Documentos revelam
a atuação de milícias que agem a mando de grileiros no Maranhão
A morte do sargento
João Almir Pereira da Silva, da Polícia Militar do Maranhão (PMMA), em novembro
de 2023, escancarou a suposta atuação de um grupo miliciano que agia a mando de
grileiros de terras no interior maranhense, em áreas de conflito
fundiário.
A Agência
Pública teve acesso exclusivo aos autos do processo que investiga o
assassinato do sargento e ao inquérito policial militar aberto na época do
crime.
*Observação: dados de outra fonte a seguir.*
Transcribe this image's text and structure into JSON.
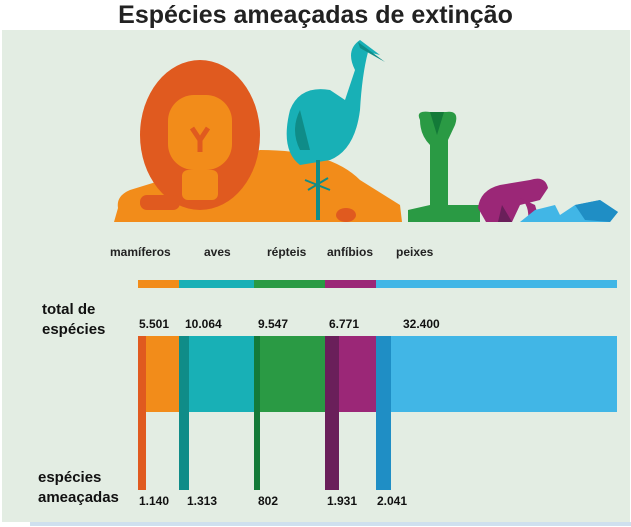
{
  "title": "Espécies ameaçadas de extinção",
  "labels": {
    "total": "total de espécies",
    "total_line1": "total de",
    "total_line2": "espécies",
    "threatened_line1": "espécies",
    "threatened_line2": "ameaçadas"
  },
  "colors": {
    "mamiferos": "#f28c1a",
    "mamiferos_dark": "#e05a1f",
    "aves": "#18b0b6",
    "aves_dark": "#0f8c88",
    "repteis": "#2a9a44",
    "repteis_dark": "#137a38",
    "anfibios": "#9b2777",
    "anfibios_dark": "#6a1f5a",
    "peixes": "#41b6e6",
    "peixes_dark": "#1f8ec5",
    "background": "#e3ede3"
  },
  "chart_data": {
    "type": "bar",
    "title": "Espécies ameaçadas de extinção",
    "categories": [
      "mamíferos",
      "aves",
      "répteis",
      "anfíbios",
      "peixes"
    ],
    "series": [
      {
        "name": "total de espécies",
        "values": [
          5501,
          10064,
          9547,
          6771,
          32400
        ],
        "labels": [
          "5.501",
          "10.064",
          "9.547",
          "6.771",
          "32.400"
        ]
      },
      {
        "name": "espécies ameaçadas",
        "values": [
          1140,
          1313,
          802,
          1931,
          2041
        ],
        "labels": [
          "1.140",
          "1.313",
          "802",
          "1.931",
          "2.041"
        ]
      }
    ]
  }
}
Os documentos revelam o envolvimento do grupo de policiais que sofreu a
emboscada em milícias privadas, que estariam atuando a mando de grileiros de
terra na região.
Em 10
de novembro de 2023,
o grupo de policiais sofreu a emboscada que supostamente teria sido organizada
por moradores de um povoado na zona rural da cidade de Barra do Corda, a 460
quilômetros da capital, São Luís, em uma área de disputa por terras.
<><> Por
que isso importa?
·
A
reportagem teve acesso exclusivo aos autos do processo e ao inquérito policial
que investiga a atuação de militares em uma milícia que estaria agindo a mando
de grileiros no Maranhão. O processo contra oito policiais ainda está correndo
no TJMA.
O sargento foi
morto na rodovia estadual MA-012, que liga os povoados da zona rural ao centro
da cidade de Barra do Corda e é rodeada por matas e grandes propriedades
particulares. Na altura do povoado Estevão, o carro – de modelo Hilux – em que
os sargento e outros três policiais militares estavam foi atingido por rajadas
de tiros.
Oito policiais
militares e um auxiliar penitenciário que faziam parte do grupo se tornaram
réus em um processo que corre no Tribunal de Justiça do Estado do Maranhão
(TJMA). De acordo com o Ministério Público do Estado do Maranhão (MPMA), o
grupo estaria na região a mando de grileiros de terras, ameaçando moradores.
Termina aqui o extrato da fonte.